Fitch-style modal lambda calculi (Borghuis 1994; Clouston 2018) provide a solution to programming necessity modalities in a typed lambda calculus by extending the typing context with a delimiting operator (denoted by a lock). The addition of locks simplifies the formulation of typing rules for calculi that incorporate different modal axioms, but obscures weakening and substitution, and requires tedious and seemingly ad hoc syntactic lemmas to prove normalization.
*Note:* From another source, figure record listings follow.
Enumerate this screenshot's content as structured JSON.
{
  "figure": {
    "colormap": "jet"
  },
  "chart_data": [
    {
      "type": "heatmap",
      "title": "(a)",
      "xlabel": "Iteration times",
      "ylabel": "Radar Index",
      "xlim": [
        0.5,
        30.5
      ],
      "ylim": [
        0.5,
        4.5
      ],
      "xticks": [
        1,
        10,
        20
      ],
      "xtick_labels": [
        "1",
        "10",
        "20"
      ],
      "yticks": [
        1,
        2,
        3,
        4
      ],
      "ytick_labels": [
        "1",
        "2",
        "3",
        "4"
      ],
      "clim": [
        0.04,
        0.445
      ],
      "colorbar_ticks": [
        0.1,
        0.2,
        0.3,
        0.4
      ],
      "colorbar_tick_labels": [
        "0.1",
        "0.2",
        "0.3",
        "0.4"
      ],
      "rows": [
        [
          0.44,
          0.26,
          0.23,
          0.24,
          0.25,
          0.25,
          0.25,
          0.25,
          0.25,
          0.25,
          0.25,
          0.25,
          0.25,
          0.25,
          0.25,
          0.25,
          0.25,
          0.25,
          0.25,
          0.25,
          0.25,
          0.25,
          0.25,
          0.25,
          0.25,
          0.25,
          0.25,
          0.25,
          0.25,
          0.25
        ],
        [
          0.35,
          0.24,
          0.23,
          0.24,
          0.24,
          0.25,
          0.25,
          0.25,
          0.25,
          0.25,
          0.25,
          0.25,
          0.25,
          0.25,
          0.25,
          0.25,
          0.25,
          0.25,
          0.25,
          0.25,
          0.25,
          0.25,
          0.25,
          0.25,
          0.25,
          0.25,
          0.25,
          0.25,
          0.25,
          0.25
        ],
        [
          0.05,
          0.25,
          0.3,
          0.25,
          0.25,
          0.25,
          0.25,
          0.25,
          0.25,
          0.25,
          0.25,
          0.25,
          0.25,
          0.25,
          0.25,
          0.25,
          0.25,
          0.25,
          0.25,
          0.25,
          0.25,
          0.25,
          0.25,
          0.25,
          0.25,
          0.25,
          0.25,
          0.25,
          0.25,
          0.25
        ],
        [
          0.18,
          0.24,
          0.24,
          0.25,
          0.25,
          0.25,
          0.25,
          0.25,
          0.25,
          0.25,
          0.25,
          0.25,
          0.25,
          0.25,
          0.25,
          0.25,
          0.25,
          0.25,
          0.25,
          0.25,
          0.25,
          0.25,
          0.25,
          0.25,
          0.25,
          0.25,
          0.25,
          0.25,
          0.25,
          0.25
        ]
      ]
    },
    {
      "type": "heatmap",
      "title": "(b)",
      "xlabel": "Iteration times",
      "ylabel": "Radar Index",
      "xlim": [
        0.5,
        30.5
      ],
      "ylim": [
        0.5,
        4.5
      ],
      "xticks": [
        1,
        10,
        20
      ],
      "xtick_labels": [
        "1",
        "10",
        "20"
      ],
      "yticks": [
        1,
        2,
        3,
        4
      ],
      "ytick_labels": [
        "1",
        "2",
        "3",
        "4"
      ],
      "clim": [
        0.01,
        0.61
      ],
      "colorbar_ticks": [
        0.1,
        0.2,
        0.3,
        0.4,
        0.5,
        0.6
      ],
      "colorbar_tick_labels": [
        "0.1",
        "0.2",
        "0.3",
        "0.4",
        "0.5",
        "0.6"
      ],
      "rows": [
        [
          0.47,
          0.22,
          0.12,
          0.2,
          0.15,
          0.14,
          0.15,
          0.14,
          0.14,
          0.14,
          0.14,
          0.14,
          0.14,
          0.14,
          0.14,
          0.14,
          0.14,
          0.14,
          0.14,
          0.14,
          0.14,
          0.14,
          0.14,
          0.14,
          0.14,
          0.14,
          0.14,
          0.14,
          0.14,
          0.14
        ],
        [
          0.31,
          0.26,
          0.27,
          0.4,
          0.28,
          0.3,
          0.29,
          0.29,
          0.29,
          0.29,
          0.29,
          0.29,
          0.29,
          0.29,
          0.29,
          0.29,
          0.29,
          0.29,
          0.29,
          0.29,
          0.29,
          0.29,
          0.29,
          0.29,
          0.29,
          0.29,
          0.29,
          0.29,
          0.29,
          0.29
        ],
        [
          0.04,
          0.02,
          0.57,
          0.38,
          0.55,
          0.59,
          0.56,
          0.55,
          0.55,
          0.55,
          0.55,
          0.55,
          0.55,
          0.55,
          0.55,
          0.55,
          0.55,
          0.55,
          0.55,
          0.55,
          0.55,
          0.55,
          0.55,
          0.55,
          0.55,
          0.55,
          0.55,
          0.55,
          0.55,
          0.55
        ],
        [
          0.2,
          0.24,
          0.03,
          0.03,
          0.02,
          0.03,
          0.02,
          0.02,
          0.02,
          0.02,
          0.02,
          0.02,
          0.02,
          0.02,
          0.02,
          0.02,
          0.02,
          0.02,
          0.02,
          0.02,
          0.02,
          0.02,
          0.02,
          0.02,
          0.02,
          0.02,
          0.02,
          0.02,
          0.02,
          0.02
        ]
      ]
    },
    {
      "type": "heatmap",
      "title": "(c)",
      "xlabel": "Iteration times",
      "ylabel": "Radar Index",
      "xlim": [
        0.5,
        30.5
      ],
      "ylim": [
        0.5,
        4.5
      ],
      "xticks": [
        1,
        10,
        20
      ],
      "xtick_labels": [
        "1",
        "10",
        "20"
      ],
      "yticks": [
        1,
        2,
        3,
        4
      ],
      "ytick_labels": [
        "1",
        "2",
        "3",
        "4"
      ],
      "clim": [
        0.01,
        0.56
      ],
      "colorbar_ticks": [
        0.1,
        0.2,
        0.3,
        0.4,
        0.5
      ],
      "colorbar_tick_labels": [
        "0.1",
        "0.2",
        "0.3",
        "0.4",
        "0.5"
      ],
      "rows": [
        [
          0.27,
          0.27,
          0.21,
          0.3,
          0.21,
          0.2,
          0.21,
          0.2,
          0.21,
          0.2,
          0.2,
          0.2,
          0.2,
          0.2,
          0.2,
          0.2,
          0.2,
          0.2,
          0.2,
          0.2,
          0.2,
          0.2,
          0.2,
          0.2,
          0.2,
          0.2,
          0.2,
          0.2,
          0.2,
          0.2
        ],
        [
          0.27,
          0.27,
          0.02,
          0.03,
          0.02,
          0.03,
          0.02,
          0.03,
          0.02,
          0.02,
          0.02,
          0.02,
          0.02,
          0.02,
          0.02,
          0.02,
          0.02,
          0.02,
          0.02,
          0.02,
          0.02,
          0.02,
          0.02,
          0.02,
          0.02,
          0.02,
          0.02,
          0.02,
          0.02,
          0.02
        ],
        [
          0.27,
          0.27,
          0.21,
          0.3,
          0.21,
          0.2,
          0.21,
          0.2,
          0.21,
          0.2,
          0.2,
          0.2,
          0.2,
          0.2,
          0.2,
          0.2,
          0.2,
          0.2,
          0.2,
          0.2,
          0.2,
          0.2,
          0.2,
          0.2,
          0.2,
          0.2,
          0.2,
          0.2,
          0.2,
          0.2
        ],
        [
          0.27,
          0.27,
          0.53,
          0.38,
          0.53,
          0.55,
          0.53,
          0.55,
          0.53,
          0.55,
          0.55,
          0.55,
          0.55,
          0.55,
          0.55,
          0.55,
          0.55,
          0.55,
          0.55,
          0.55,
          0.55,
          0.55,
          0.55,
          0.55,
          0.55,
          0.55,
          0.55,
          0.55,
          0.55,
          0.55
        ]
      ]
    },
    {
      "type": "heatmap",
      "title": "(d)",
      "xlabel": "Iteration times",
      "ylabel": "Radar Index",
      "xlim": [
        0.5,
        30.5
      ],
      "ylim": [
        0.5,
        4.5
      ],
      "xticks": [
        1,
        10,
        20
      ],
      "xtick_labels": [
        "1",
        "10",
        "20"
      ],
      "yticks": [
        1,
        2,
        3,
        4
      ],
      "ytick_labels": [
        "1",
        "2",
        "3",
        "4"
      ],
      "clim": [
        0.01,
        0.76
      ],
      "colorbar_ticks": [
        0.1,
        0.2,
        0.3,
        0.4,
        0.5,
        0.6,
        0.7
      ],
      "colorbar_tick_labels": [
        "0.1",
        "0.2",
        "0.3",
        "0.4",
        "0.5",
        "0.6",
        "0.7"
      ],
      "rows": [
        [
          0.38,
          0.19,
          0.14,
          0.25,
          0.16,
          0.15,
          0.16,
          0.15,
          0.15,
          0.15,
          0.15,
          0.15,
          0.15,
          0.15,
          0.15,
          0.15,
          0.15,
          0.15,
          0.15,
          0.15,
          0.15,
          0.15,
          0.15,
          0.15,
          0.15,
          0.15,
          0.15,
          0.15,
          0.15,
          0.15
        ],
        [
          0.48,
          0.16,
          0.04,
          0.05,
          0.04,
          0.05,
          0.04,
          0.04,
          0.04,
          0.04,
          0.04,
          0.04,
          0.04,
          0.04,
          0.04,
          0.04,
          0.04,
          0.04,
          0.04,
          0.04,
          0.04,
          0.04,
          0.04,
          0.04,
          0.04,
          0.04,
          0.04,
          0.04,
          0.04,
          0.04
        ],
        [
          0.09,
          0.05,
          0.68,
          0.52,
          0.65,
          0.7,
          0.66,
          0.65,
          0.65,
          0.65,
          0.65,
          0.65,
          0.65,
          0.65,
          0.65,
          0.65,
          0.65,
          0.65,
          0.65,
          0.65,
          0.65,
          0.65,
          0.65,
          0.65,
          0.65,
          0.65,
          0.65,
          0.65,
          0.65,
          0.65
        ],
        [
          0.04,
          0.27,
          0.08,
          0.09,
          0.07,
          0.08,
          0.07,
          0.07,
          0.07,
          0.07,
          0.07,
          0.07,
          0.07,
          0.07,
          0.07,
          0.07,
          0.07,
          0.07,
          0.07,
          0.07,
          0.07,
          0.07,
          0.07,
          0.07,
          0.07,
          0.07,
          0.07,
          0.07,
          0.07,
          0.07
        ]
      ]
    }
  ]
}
In this work, we take a semantic approach to normalization, called Normalization by Evaluation (NbE) (Berger and Schwichtenberg 1991), by leveraging the possible world semantics of Fitch-style calculi. We show that NbE models can be constructed for calculi that incorporate the K, T and 4 axioms, with suitable instantiations of the frames in their possible world semantics. In addition to existing results that handle beta reduction (or computational rules), our work also considers eta expansion (or extensional equality rules).

References:

  • Borghuis, V.A.J. (1994). “Coming to terms with modal logic : on the interpretation of modalities in typed lambda-calculus”.
  • Clouston, Ranald (2018). “Fitch-Style Modal Lambda Calculi”.
  • Berger, Ulrich and Helmut Schwichtenberg (1991). “An Inverse of the Evaluation Functional for Typed lambda-calculus”.